What Wini Breines does (gently) is to break through those walls, following the telltale beat of utopian hopes and democratic dreams still audible in our time, to find the concealed heart of that movement. She does this not simply to recapture its excitement, its glow (she has dug into the raw sources: underground newspapers, personal memoirs), but to examine soberly what we can learn about the creation of democratic movements for social change.

Her concentration is on S.D.S. (Students for a Democratic Society)—its birth in campus rebellions (Berkeley’s Free Speech Movement), its brief experiments off campus to organize poor people in Newark, Chicago and other cities, and its relationship to the mass anti-war movement that developed after 1965, when the United States began its large-scale invasion of Vietnam.

Early in her book, she examines the common criticisms of the New Left. The students who comprised it wanted a radical transformation of American society, but without the centralized structure, the rigid discipline, the ideological conformity of traditional revolutionary parties. The accusations made against them, by patronizing Left intellectuals as well as by pompous pundits of the conservative scholarly world, were that the New Left was utopian, romantic, impractical, anti-organizational, chaotic, unwilling to compromise or to abide by the other rules of the game of politics. It was “expressive” rather than “political.”

To Breines, these criticisms show a fundamental misunderstanding (or simply a rejection) of what the New Left people were about. True, they had utopian dreams, but they wanted to realize them through practical activity. They did not abjure organization, but wanted to create new forms of organization without hierarchy. They did not reject “politics,” but thought that the traditional politics of representative government and centralized power amounted to a disguised authoritarianism, and urged a new politics of direct democracy, with power decentralized in small groups making decision by consensus. They were not willing to be “practical” by using traditional forms of organization to gain power so that “some day” they would achieve a system of equality and personal freedom. They wanted to “prefigure” (Breines’s term) that democratic new society on a small scale, by acting it out immediately, in the communities of struggle that made up movement.

Wini Breines traces the New Left’s attempts to do this—on college campuses, in anti-war actions, in the attempts of ERAP (Economic Research and Action Project) to organize poor people in their communities. There were some successes, many failures, but enough moments of exaltation, glimpses of genuine community, to suggest possibilities for the future. There was often a feeling of epiphany in the street demonstrations, the symbolic blocking of murderous activities, the occupations of forbidden space, and the formation of alternative institutions—underground newspapers, free universities, housing communes.

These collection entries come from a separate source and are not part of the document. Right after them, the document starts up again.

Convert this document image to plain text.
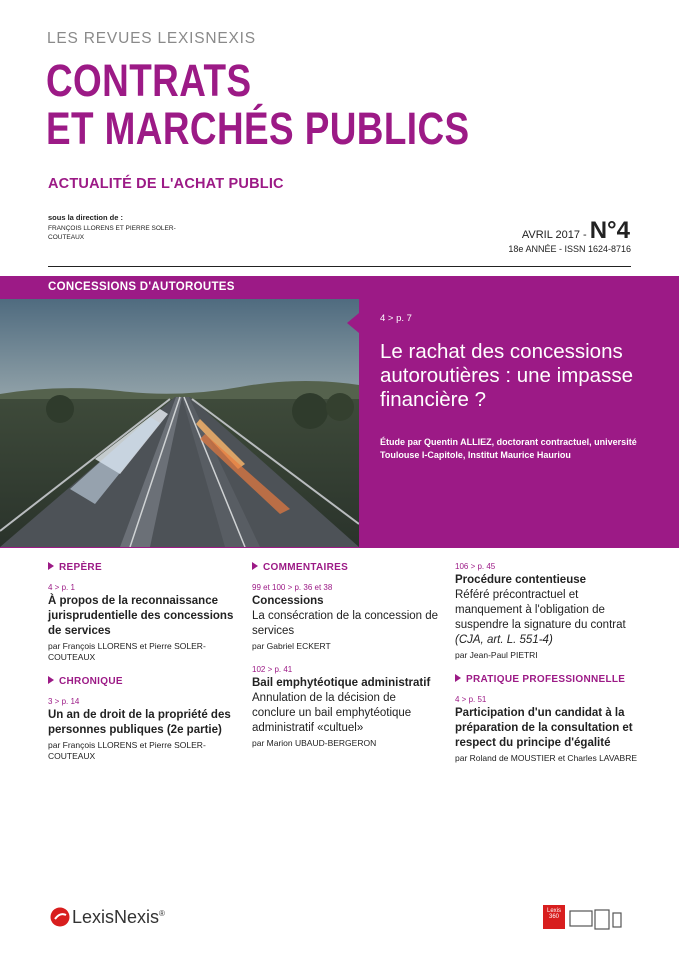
LES REVUES LEXISNEXIS
CONTRATS
ET MARCHÉS PUBLICS
ACTUALITÉ DE L'ACHAT PUBLIC
sous la direction de :
FRANÇOIS LLORENS ET PIERRE SOLER-COUTEAUX	AVRIL 2017 - N°4
18e ANNÉE - ISSN 1624-8716
CONCESSIONS D'AUTOROUTES
4 > p. 7
Le rachat des concessions autoroutières : une impasse financière ?
Étude par Quentin ALLIEZ, doctorant contractuel, université Toulouse I-Capitole, Institut Maurice Hauriou
REPÈRE
4 > p. 1
À propos de la reconnaissance jurisprudentielle des concessions de services
par François LLORENS et Pierre SOLER-COUTEAUX
CHRONIQUE
3 > p. 14
Un an de droit de la propriété des personnes publiques (2e partie)
par François LLORENS et Pierre SOLER-COUTEAUX
COMMENTAIRES
99 et 100 > p. 36 et 38
Concessions
La consécration de la concession de services
par Gabriel ECKERT
102 > p. 41
Bail emphytéotique administratif
Annulation de la décision de conclure un bail emphytéotique administratif «cultuel»
par Marion UBAUD-BERGERON
106 > p. 45
Procédure contentieuse
Référé précontractuel et manquement à l'obligation de suspendre la signature du contrat (CJA, art. L. 551-4)
par Jean-Paul PIETRI
PRATIQUE PROFESSIONNELLE
4 > p. 51
Participation d'un candidat à la préparation de la consultation et respect du principe d'égalité
par Roland de MOUSTIER et Charles LAVABRE
LexisNexis®	Lexis 360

She is dealing here (and the richness of her probing is hard to convey in a short review) with a profoundly important issue for both movements of change and the new societies these movements hope to establish: can we repeal Robert Michels’s frightening (and historically persistent) “iron law of oligarchy”? How can people organize to accomplish practical things (national and international as well as local), and yet do so in a truly democratic way, in which “participatory, non-hierarchical, and communal organizational forms” allow everyone to both feel and be part of the process?

What is so wonderfully refreshing about this book is that Wini Breines realizes the difficulties, and yet insists that the problem of joining organization with community, of love with struggle, present with future, is not an impossible one. It’s a matter of keeping on, working at it, until we find the right combination of historical circumstances and creative human energy. The Great Refusal is both intellectually provocative and emotionally rewarding—a wise and hopeful gift from the ‘60s to the ‘80s.